ジョンウン氏27歳で公式デビューの意味は
北朝鮮・金正日総書記の後継体制構築に向けた動きが大きな節目を迎えた。金総書記の三男・ジョンウン氏が28日、軍の大将に任命され、公式デビューを果たした。ジョンウン氏が27歳という異例の若さで表舞台に登場したのには、どのような意味があるのか。ソウル支局・大滝公成記者が解説する。
大将は軍の階級で、北朝鮮では大元帥などに次ぐ上から4番目で、ジョンウン氏より上位には、生きている人は10人しかいない高い位。
金総書記が対外的に存在を公にされたのは38歳の時で、それに比べれば随分若いデビューといえる。ここ数年、すでに実務を行っている可能性は高いが、水面下でじっくりと足場をかためるよりも、この時点で存在をオープンにすることを選んだといえる。
その背景にちらつくのが、金総書記の健康問題。
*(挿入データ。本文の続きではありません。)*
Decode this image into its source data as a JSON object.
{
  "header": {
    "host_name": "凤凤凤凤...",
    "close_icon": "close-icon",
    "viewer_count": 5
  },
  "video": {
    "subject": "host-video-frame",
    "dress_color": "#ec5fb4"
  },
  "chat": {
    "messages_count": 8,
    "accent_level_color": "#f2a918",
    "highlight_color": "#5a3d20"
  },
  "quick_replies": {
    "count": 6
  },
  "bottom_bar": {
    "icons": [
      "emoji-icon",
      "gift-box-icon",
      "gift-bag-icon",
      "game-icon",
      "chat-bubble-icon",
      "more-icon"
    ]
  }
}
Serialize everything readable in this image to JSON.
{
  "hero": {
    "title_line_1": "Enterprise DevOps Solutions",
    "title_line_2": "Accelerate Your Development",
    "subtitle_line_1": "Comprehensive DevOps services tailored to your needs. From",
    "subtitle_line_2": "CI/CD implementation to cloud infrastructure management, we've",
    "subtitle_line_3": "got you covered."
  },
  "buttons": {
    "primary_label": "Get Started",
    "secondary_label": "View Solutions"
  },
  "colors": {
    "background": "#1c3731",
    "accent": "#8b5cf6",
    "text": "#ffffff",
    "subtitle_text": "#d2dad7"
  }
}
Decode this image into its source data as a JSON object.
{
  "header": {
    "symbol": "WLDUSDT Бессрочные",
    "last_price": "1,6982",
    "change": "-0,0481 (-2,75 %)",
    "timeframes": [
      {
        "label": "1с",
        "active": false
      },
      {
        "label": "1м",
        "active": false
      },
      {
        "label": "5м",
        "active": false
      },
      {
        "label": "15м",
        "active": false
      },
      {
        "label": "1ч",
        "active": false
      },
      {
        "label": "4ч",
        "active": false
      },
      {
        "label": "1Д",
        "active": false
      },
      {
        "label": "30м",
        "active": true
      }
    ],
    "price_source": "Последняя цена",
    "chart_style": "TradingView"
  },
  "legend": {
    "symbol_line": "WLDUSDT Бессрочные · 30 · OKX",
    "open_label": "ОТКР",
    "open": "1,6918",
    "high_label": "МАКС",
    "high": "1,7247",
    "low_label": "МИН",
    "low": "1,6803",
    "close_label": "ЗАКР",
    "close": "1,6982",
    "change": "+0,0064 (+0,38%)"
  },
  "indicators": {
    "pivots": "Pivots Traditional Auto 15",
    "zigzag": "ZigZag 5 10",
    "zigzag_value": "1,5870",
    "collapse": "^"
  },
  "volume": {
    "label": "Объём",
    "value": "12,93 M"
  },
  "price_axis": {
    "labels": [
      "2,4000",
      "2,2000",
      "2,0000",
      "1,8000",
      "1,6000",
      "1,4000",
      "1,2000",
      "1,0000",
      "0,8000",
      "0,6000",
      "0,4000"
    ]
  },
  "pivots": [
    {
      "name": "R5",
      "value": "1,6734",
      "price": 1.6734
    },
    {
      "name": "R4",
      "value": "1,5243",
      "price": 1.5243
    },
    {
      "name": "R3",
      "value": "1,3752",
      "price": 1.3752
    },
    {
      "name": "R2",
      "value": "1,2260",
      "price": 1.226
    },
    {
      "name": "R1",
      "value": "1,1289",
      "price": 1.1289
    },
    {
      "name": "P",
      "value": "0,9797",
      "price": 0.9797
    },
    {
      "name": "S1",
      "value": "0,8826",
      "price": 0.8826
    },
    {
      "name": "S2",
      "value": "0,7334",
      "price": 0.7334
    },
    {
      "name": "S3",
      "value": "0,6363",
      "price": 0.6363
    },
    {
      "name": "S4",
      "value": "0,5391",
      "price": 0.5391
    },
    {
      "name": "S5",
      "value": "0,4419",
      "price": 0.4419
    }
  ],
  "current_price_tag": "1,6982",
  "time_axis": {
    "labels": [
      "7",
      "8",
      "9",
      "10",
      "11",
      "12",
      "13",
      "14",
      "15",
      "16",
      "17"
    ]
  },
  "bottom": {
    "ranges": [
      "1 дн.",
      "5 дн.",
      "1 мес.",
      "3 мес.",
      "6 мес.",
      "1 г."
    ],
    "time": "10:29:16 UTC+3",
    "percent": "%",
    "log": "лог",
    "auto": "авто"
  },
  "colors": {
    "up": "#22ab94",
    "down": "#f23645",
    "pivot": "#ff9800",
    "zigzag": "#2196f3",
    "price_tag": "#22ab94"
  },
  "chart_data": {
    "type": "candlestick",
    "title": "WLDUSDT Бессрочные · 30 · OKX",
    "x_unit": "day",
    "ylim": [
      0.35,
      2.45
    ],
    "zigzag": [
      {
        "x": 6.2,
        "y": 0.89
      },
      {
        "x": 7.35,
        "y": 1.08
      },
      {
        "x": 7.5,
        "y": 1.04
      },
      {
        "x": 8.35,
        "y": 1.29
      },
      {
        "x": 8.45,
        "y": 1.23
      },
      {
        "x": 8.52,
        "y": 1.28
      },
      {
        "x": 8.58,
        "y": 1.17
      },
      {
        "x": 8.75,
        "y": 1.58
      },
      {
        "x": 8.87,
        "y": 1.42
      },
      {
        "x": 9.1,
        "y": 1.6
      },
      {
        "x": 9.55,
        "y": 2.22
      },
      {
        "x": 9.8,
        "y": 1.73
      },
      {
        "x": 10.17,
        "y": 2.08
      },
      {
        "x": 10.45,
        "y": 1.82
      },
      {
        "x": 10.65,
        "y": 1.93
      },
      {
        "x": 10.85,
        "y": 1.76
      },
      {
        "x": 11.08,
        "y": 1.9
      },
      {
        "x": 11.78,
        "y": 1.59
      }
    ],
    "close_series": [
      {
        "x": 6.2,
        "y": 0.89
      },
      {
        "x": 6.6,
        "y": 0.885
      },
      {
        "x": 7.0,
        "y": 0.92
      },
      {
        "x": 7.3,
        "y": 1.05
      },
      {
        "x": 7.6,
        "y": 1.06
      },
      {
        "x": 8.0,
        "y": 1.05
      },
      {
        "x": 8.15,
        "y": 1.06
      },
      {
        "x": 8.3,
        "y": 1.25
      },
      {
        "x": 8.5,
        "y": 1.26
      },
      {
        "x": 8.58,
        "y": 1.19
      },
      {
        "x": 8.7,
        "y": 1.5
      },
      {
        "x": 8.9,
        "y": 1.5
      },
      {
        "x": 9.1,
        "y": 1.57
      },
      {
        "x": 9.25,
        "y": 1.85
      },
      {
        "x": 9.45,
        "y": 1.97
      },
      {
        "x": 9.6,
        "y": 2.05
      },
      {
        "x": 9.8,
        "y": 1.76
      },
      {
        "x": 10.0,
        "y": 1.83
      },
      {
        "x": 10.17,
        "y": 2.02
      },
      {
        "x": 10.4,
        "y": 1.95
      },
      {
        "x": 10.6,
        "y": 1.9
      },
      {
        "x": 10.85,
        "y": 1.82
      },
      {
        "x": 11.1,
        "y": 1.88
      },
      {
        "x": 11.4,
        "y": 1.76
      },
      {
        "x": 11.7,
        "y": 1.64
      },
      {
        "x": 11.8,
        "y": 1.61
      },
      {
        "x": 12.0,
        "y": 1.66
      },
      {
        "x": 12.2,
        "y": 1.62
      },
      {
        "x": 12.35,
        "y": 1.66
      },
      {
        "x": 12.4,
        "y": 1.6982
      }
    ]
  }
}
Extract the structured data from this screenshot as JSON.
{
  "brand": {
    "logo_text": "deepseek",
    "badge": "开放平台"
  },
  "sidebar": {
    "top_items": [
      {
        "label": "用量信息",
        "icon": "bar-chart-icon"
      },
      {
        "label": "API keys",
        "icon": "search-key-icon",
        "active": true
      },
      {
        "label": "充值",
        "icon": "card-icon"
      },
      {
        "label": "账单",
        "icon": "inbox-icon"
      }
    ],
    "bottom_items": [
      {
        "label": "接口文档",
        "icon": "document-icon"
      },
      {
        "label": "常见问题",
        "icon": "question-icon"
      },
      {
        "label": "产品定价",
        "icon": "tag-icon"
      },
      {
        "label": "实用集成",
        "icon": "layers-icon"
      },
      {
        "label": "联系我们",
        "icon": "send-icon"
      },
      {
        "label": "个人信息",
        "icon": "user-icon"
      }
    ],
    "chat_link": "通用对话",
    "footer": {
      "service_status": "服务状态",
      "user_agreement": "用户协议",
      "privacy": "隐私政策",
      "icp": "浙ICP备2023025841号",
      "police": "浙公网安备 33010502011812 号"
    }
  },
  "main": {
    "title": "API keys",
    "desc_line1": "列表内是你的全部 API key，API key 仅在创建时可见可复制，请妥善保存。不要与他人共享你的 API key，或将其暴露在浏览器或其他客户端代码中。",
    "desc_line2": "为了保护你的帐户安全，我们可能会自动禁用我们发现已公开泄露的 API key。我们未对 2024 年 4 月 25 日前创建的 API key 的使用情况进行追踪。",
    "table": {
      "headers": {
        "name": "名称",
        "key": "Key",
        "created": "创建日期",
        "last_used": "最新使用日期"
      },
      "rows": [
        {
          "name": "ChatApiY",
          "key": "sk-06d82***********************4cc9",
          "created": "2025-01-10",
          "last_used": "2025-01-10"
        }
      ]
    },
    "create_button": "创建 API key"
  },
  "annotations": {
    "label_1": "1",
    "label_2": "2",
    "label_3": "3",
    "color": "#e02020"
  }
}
08年、脳の疾患で倒れて以来、後継体制の構築はスピードアップしたといわれる。「自分が健在のうちに」という思いがあったものとみられる。それは今回、軍の大将に妹・金慶喜氏を同時に任命したことからもうかがえる。自らの状態に不安があるからこそ、唯一気を許せる金ファミリーの血を引く妹を「後見役」としてつけたと考えられる。
ジョンウン氏が代表者会で党の役職に就いたという報道はまだないが、今後は、金総書記を支えながら、かつて金総書記が行った以上のスピードで権力を受け継ぐことを求められることになる。まもなく公になるとみられる人事でジョンウン氏を支える体制がどのような形になるのかも注目される。